Monday, October 01, 2018

Last of All


Last of All
Mark 9:30-37[1]
We don’t much like not being first. For most of us, there seems to be some situation or other where not being first gets under our skin. And we certainly don’t like being last. That can be downright humiliating. It’s embarrassing. We associate being last with “losing,” and most of us don’t like to lose at anything. Some of us really don’t like losing! We associate being last with being worst, and that really gets under our skin. In the right settings, the ones that really push our buttons, being last can seem like a threat to our very sense of self. That kind of threat to our well-being is something that many of us will actually fight to avoid. Being last of all is a bitter pill to swallow for most of us.
I think one reason for this is we are such a success-oriented people. The very idea of being last just doesn’t make sense to us. We assume that those who are last in this world got there because they never really tried hard enough. By contrast, most of us spend our whole lives trying to be first and best. We’re a “go big or go home” kind of people. It feels powerless to be last, and we don’t like feeling powerless. It strips us of our self-worth. It generates shame, which is more intense than guilt. Shame is the feeling there is something wrong with us at a basic level. It calls into question our very existence. Being last equates in our minds to the feeling that we’re just not good enough.
Our Gospel lesson for today brings together several episodes that may not seem to go together. It begins with Jesus, whom Peter has already confessed to be the Messiah, telling the disciples that he is going to be killed. In their minds, Messiahs don’t get killed; they conquer and liberate their people from their oppressors. The idea of a Messiah being killed simply made no sense to them. Messiah’s don’t get killed; they usher in the Kingdom of God on earth. I think when the Scripture says, “they did not understand what he was saying” (Mk. 9:32), it may be an understatement!
Hence the fact that in Mark’s Gospel, right after Jesus gives his disciples this somber news, they are engaged in an argument about “who was the greatest” (Mk. 9:34). In this context, the Scripture doesn’t specify the greatest at what. It simply says they were arguing about who was the greatest. Set alongside Jesus’ prediction of his impending death, that in and of itself seems odd. Matthew’s Gospel brings the disparity into sharper focus: there they asked Jesus outright, “Who is the greatest in the Kingdom of God?” (Matt. 18:1). It seems clearly implied that they thought the “greatest” had to be one of them! More than that, it illustrates their total lack of understand about what Jesus was trying to accomplish.
Jesus’ answer to them makes it clear that they had missed one of the most important lessons he tried to teach them: “Whoever wants to be first must be last of all and servant of all” (Mark 9:35).

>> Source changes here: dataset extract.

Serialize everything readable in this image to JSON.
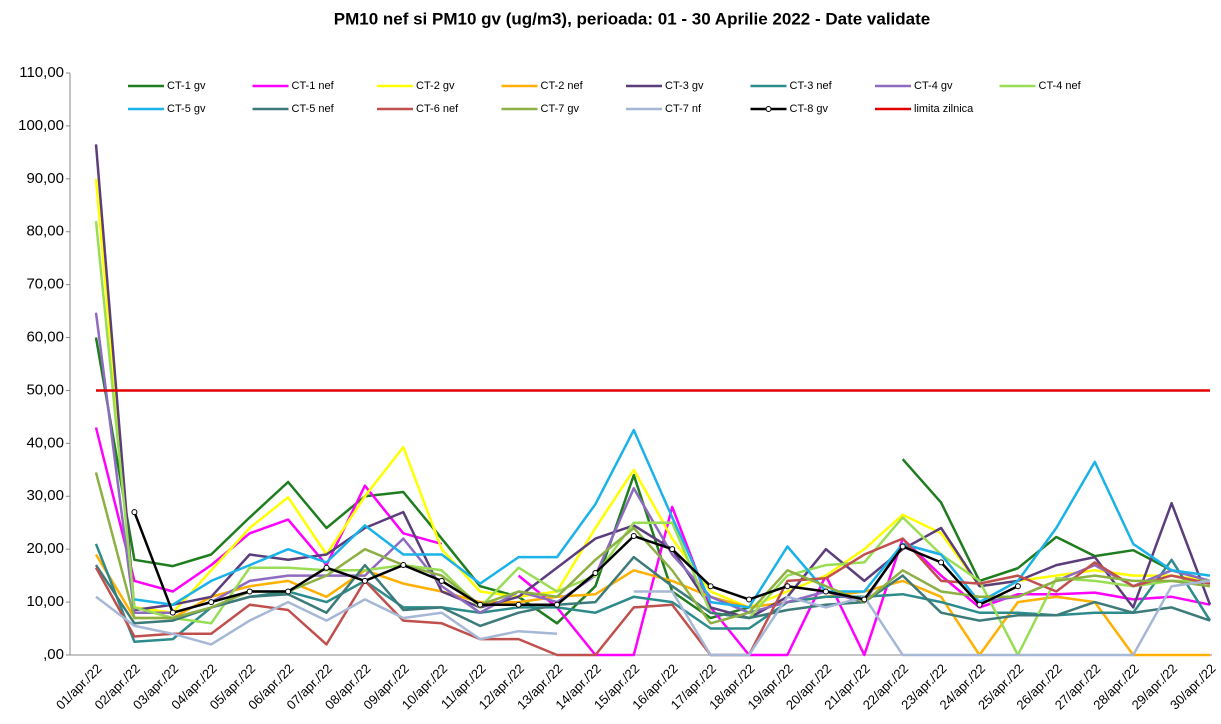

And to emphasize the point, Jesus seeks to correct his disciples’ misguided ambition by embracing a child, and saying, “Whoever welcomes one such child in my name welcomes me, and whoever welcomes me welcomes not me but the one who sent me” (Mark 9:37). We might see that as a “cute” or “warm and fuzzy” experience, because that’s the way we see children. But for most of human history children have been seen as having no value in society. They were simply mouths to feed and were put to work as soon as possible. They were the least and the last of all in that day.
But Jesus not only said to embrace the children—who represented the least and the last of all.  In Matthew’s Gospel, he told his disciples they had to become like children in order to enter the Kingdom of God (Matt. 18:3). Again, we make this “sugary sweet” by thinking he’s talking about the trusting nature of a child. But the disciples would have not found the idea of becoming like the child very inviting. The role of a child was one that was precarious in the ancient world. A child was someone to whom an adult could do just about anything and get away with it. They had no recourse, because they had no legal rights. They were the most vulnerable, the weakest, the lowest, and the last of all in the world of Jesus’ day.
In holding out children as an example for his disciples to follow, I think he was saying the same thing he had tried to teach them in many ways.  I think he was telling them that if they wanted to follow him they had to become the least, the lowest, and the last of all. That’s about as contrary to our way of life as you can get. We praise ambition and we honor those who are “winners” and those who are first. These attitudes are woven into the very fabric of the way we live our lives. But while we spend our efforts seeking to be “on top,” the “best,” and first of all, Jesus calls us to a very different path.
Jesus calls us to a path of self-sacrifice, a path of making ourselves vulnerable, a path of giving up the ambitions that call to us from this world. Instead of pushing and shoving our way into first place, Jesus calls us to a path of taking last place. It’s a path that not only leads us to care for those who are most vulnerable in society. It also leads us to take our place alongside the weakest, the lowest, and the last of all. Although it goes against the grain of everything that is instilled in us from childhood, that is the path Jesus calls us to walk if we would follow him. It’s a path that leads us to give up striving to be first and best, and instead take our place with him as servant of all, and last of all.


[1] ©2018 Alan Brehm. A sermon delivered by Rev. Dr. Alan Brehm on 9/23/2018 at Hickman Presbyterian Church, Hickman, NE.